Creo que es definitivamente más difícil para las mujeres en general, porque no se fomenta que sean conscientes de sí mismas, y eso crea mucha confusión, especialmente durante la pubertad y en la adolescencia. No se nos enseña a confiar en nosotras o en nuestra sexualidad, y se nos enseña a servir para otros, que es un mensaje muy peligroso. Pero también creo que si se ve un poco mas allá, es difícil para ambos géneros cuando están tratando de experimentar. Es muy difícil para un hombre joven aceptar que es bisexual, o gay, o que quiere probar cosas nuevas, especialmente en este momento y en nuestra cultura, con la posibilidad de ser expuestos en internet. Si alguien fuera a discutir online sus preferencias sexuales, estaría expuesto a represalias de cualquier tipo de extremista u homofóbico. Internet nos hace muy vulnerables, porque es muy fácil atacar, y la web no ofrece ningún tipo de protección, porque también tratar de controlar internet despierta muchas otras discusiones sobre censura.

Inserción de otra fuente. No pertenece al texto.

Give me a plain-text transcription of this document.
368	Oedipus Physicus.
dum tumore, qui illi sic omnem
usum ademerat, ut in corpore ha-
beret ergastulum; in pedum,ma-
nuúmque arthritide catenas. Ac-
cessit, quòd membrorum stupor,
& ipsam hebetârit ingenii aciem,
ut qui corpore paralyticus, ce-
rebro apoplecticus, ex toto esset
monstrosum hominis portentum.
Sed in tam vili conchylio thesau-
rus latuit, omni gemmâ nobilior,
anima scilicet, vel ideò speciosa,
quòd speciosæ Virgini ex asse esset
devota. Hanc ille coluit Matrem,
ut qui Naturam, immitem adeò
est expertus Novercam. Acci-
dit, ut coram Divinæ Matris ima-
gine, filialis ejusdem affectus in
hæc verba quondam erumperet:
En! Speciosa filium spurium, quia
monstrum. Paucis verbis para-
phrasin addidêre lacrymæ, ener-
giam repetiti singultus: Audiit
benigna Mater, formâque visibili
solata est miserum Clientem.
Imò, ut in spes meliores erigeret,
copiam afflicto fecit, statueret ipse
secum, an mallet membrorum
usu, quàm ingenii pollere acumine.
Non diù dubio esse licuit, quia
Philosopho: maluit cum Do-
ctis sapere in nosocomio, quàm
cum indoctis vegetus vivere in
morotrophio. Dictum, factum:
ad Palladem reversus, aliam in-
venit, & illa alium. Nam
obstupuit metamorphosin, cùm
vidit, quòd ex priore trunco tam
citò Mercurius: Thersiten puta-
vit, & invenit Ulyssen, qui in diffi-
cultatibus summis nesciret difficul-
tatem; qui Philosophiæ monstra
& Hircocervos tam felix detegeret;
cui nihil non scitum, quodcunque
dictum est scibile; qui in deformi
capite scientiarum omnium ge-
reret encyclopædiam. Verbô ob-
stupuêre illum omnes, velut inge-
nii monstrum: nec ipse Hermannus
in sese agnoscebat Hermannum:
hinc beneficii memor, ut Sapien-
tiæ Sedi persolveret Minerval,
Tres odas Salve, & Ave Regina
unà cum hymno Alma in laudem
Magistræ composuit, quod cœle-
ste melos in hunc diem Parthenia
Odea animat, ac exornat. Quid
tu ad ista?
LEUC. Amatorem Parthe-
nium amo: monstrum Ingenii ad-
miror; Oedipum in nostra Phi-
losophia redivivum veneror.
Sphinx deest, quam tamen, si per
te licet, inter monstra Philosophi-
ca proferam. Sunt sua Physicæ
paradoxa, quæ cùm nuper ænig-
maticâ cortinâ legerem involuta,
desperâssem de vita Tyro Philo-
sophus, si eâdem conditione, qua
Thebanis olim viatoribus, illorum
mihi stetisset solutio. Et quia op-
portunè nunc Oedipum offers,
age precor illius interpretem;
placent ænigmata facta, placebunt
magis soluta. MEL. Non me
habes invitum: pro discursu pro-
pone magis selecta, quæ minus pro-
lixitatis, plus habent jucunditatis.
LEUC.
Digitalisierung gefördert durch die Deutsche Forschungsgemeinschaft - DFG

Crédito: Richard Fearless/Death In Vegas

Crédito: Richard Fearless/Death In Vegas

¿Cómo fue tu incursión en el mundo de los DJs?

Colecciono discos desde que soy adolescente, así que siempre jugué un poco en casa, y solía escribir mucho sobre música online. siempre hubo bandas y DJs que me contactaban y me invitaban a ser telonera de sus tours o shows, y me perdí muchas de esas oportunidades porque estaba trabajando, pero más tarde aparecieron más oportunidades. Al principio le preguntaba a mis amigos: “¿Llevo mis discos?”, y me tuvieron que explicar que hoy en día todo es digital. Tenés que entender que yo tenía 21 años y apenas había ido a algunos clubs. Así que me conseguí una buena mezcladora, practiqué en casa y al principio fue una experiencia rara, porque tocaba música que había escrito, lo que no siempre funciona en una disco, y porque mucha gente iba a mirarme a mí y no escuchar mi música. Pero aprendí mucho y muy rápido, y decidí que esto era lo que quería hacer, tocar música house y dance, y así llegué a donde estoy ahora.